More than eight thousand miles away in Durban, South Africa, Graham Bateman ’23, Chloe Taft ’25, and Aaron Rai ’24 competed as part of a U.S. delegation against teams from 70 countries in the World Individual Debate and Public Speaking Championship (WIDPSC), the world’s largest high school debate tournament held from March 26 to April 2.
The three debaters competed in four events in the advanced category: interpretive reading, impromptu speaking, parliamentary debate, and either an after-dinner or persuasive speech. Graham placed first in the after-dinner competition, in which speakers deliver a speech as a character they have created, and Chloe placed second in the impromptu category, where speakers deliver a three-to-five-minute speech inspired by one of the three prompts they received two minutes earlier.
Their journey started at the yearly Debating Association of New England Independent Schools (DANEIS) tournaments. Chloe and Aaron qualified for the World Championship by placing first in one of the seven DANEIS tournaments. The eighth tournament of the year, Internationals, sent the top five finishers to Worlds, which included Graham. They joined nine other students from schools across the United States to represent their country in the World Championship.
To prepare for the tournament, the school debate team participated in Zoom debates with other students from the U.S. who had qualified. The debaters also practiced year-round during Community Activity Blocks and on Wednesday mornings before school.
On March 24, after traveling for 27 hours, the team and their coach, Talayah Hudson, arrived in Durban, where they rested for the following day, Aaron said.
“We had that day to sleep and relax, so the jetlag was cured pretty much instantly,” he said.
The preliminary competitions, consisting of two rounds of each of the four events, began the next day. These debates concerned issues such as climate change, the economy, and global citizenship. They ended each day with a dinner with the other debaters. There was one day when the team went to the Nelson Mandela Capture Site. As the tournament neared, Graham’s nerves were building, he said.
“I was nervous the first time I did my after-dinner speech because although I’d shared it with friends and family and they thought it was funny, the actual debate room is entirely new, and it’s hard to predict how much the audience will laugh.”
Graham and Aaron, who wrote after-dinner speeches in which they assumed the roles of a tech professional and a CIA agent respectively, had to adapt their speeches so that they would resonate with people from multiple cultures and countries, Graham said. Joking about labor, he wanted his insights about corporate hypocrisy to resonate with all, he said.“
An international audience is not going to get your references, so I had to make social commentaries that I felt were not only relevant in the United States, but in the world at large.”

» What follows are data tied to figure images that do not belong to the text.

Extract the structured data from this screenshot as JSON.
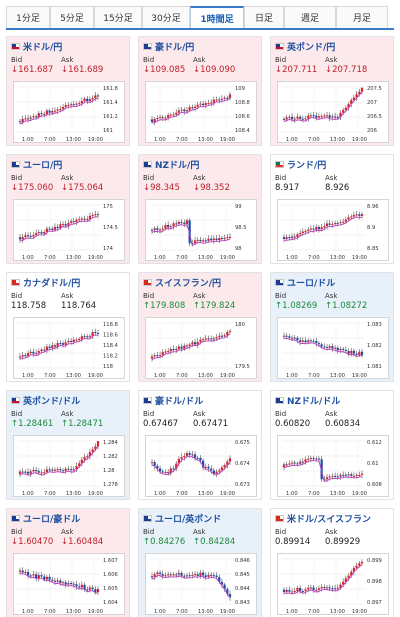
{
  "tabs": [
    {
      "label": "1分足",
      "width": 44,
      "active": false
    },
    {
      "label": "5分足",
      "width": 44,
      "active": false
    },
    {
      "label": "15分足",
      "width": 48,
      "active": false
    },
    {
      "label": "30分足",
      "width": 48,
      "active": false
    },
    {
      "label": "1時間足",
      "width": 54,
      "active": true
    },
    {
      "label": "日足",
      "width": 40,
      "active": false
    },
    {
      "label": "週足",
      "width": 52,
      "active": false
    },
    {
      "label": "月足",
      "width": 52,
      "active": false
    }
  ],
  "labels": {
    "bid": "Bid",
    "ask": "Ask"
  },
  "cards": [
    {
      "pair": "米ドル/円",
      "bg": "pink",
      "flag": [
        "#1e3b8f",
        "#c8102e"
      ],
      "bid": "↓161.687",
      "ask": "↓161.689",
      "dir": "dn",
      "ticks": [
        "161.8",
        "161.4",
        "161.2",
        "161"
      ],
      "xticks": [
        "1:00",
        "7:00",
        "13:00",
        "19:00"
      ],
      "shape": "up"
    },
    {
      "pair": "豪ドル/円",
      "bg": "pink",
      "flag": [
        "#1e3b8f",
        "#1e3b8f"
      ],
      "bid": "↓109.085",
      "ask": "↓109.090",
      "dir": "dn",
      "ticks": [
        "109",
        "108.8",
        "108.6",
        "108.4"
      ],
      "xticks": [
        "1:00",
        "7:00",
        "13:00",
        "19:00"
      ],
      "shape": "up"
    },
    {
      "pair": "英ポンド/円",
      "bg": "pink",
      "flag": [
        "#1e3b8f",
        "#c8102e"
      ],
      "bid": "↓207.711",
      "ask": "↓207.718",
      "dir": "dn",
      "ticks": [
        "207.5",
        "207",
        "206.5",
        "206"
      ],
      "xticks": [
        "1:00",
        "7:00",
        "13:00",
        "19:00"
      ],
      "shape": "upend"
    },
    {
      "pair": "ユーロ/円",
      "bg": "pink",
      "flag": [
        "#1e3b8f",
        "#1e3b8f"
      ],
      "bid": "↓175.060",
      "ask": "↓175.064",
      "dir": "dn",
      "ticks": [
        "175",
        "174.5",
        "174"
      ],
      "xticks": [
        "1:00",
        "7:00",
        "13:00",
        "19:00"
      ],
      "shape": "up"
    },
    {
      "pair": "NZドル/円",
      "bg": "pink",
      "flag": [
        "#1e3b8f",
        "#1e3b8f"
      ],
      "bid": "↓98.345",
      "ask": "↓98.352",
      "dir": "dn",
      "ticks": [
        "99",
        "98.5",
        "98"
      ],
      "xticks": [
        "1:00",
        "7:00",
        "13:00",
        "19:00"
      ],
      "shape": "dipmid"
    },
    {
      "pair": "ランド/円",
      "bg": "white",
      "flag": [
        "#007a4d",
        "#de3831"
      ],
      "bid": "8.917",
      "ask": "8.926",
      "dir": "none",
      "ticks": [
        "8.96",
        "8.9",
        "8.85"
      ],
      "xticks": [
        "1:00",
        "7:00",
        "13:00",
        "19:00"
      ],
      "shape": "up"
    },
    {
      "pair": "カナダドル/円",
      "bg": "white",
      "flag": [
        "#d52b1e",
        "#d52b1e"
      ],
      "bid": "118.758",
      "ask": "118.764",
      "dir": "none",
      "ticks": [
        "118.8",
        "118.6",
        "118.4",
        "118.2",
        "118"
      ],
      "xticks": [
        "1:00",
        "7:00",
        "13:00",
        "19:00"
      ],
      "shape": "up"
    },
    {
      "pair": "スイスフラン/円",
      "bg": "pink",
      "flag": [
        "#d52b1e",
        "#d52b1e"
      ],
      "bid": "↑179.808",
      "ask": "↑179.824",
      "dir": "up",
      "ticks": [
        "180",
        "179.5"
      ],
      "xticks": [
        "1:00",
        "7:00",
        "13:00",
        "19:00"
      ],
      "shape": "up"
    },
    {
      "pair": "ユーロ/ドル",
      "bg": "blue",
      "flag": [
        "#1e3b8f",
        "#1e3b8f"
      ],
      "bid": "↑1.08269",
      "ask": "↑1.08272",
      "dir": "up",
      "ticks": [
        "1.083",
        "1.082",
        "1.081"
      ],
      "xticks": [
        "1:00",
        "7:00",
        "13:00",
        "19:00"
      ],
      "shape": "down"
    },
    {
      "pair": "英ポンド/ドル",
      "bg": "blue",
      "flag": [
        "#1e3b8f",
        "#c8102e"
      ],
      "bid": "↑1.28461",
      "ask": "↑1.28471",
      "dir": "up",
      "ticks": [
        "1.284",
        "1.282",
        "1.28",
        "1.278"
      ],
      "xticks": [
        "1:00",
        "7:00",
        "13:00",
        "19:00"
      ],
      "shape": "upend"
    },
    {
      "pair": "豪ドル/ドル",
      "bg": "white",
      "flag": [
        "#1e3b8f",
        "#1e3b8f"
      ],
      "bid": "0.67467",
      "ask": "0.67471",
      "dir": "none",
      "ticks": [
        "0.675",
        "0.674",
        "0.673"
      ],
      "xticks": [
        "1:00",
        "7:00",
        "13:00",
        "19:00"
      ],
      "shape": "wavy"
    },
    {
      "pair": "NZドル/ドル",
      "bg": "white",
      "flag": [
        "#1e3b8f",
        "#1e3b8f"
      ],
      "bid": "0.60820",
      "ask": "0.60834",
      "dir": "none",
      "ticks": [
        "0.612",
        "0.61",
        "0.608"
      ],
      "xticks": [
        "1:00",
        "7:00",
        "13:00",
        "19:00"
      ],
      "shape": "dipmid"
    },
    {
      "pair": "ユーロ/豪ドル",
      "bg": "pink",
      "flag": [
        "#1e3b8f",
        "#1e3b8f"
      ],
      "bid": "↓1.60470",
      "ask": "↓1.60484",
      "dir": "dn",
      "ticks": [
        "1.607",
        "1.606",
        "1.605",
        "1.604"
      ],
      "xticks": [
        "1:00",
        "7:00",
        "13:00",
        "19:00"
      ],
      "shape": "down"
    },
    {
      "pair": "ユーロ/英ポンド",
      "bg": "blue",
      "flag": [
        "#1e3b8f",
        "#1e3b8f"
      ],
      "bid": "↑0.84276",
      "ask": "↑0.84284",
      "dir": "up",
      "ticks": [
        "0.846",
        "0.845",
        "0.844",
        "0.843"
      ],
      "xticks": [
        "1:00",
        "7:00",
        "13:00",
        "19:00"
      ],
      "shape": "dropend"
    },
    {
      "pair": "米ドル/スイスフラン",
      "bg": "white",
      "flag": [
        "#d52b1e",
        "#d52b1e"
      ],
      "bid": "0.89914",
      "ask": "0.89929",
      "dir": "none",
      "ticks": [
        "0.899",
        "0.898",
        "0.897"
      ],
      "xticks": [
        "1:00",
        "7:00",
        "13:00",
        "19:00"
      ],
      "shape": "upend"
    }
  ]
}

Aaron said he earned a laugh when he instructed “people to leave the rooms if they had to take a call because the CIA has heard enough of their private conversations already.”
Chloe focused on an impromptu speech, in which she used her passion to differentiate herself from the other competitors, she said.
“I was also very vulnerable, which I think is one of my really biggest strengths. I think that if I had done anything, but be myself, it would have been a really bad speech.”
WIDPSC is a unique opportunity to build friendships with international debaters, Chloe said.
“I have really, really close friends now that are all across New England, the United States, and the world,” she said.
The friends that the debaters made on this trip helped them with their jokes and cheered them on, cultivating a special connection, Chloe said.
“People really want each other to succeed, and I think one of the best examples of that is when Graham gave his final after-dinner speech during the Grand Finals, the U.S. delegation all stood right in the front, and we were just screaming the entire time.”
The team hopes to develop the skills they learned to further strengthen the school’s Speech and Debate team and send another round of debaters to next year’s WIDPSC team, Ms. Hudson said.
“I hope that this serves as motivation for them to continue with debate and to implement all that they’ve learned and to become better debaters, better speakers, while also helping train new debaters coming up every year.”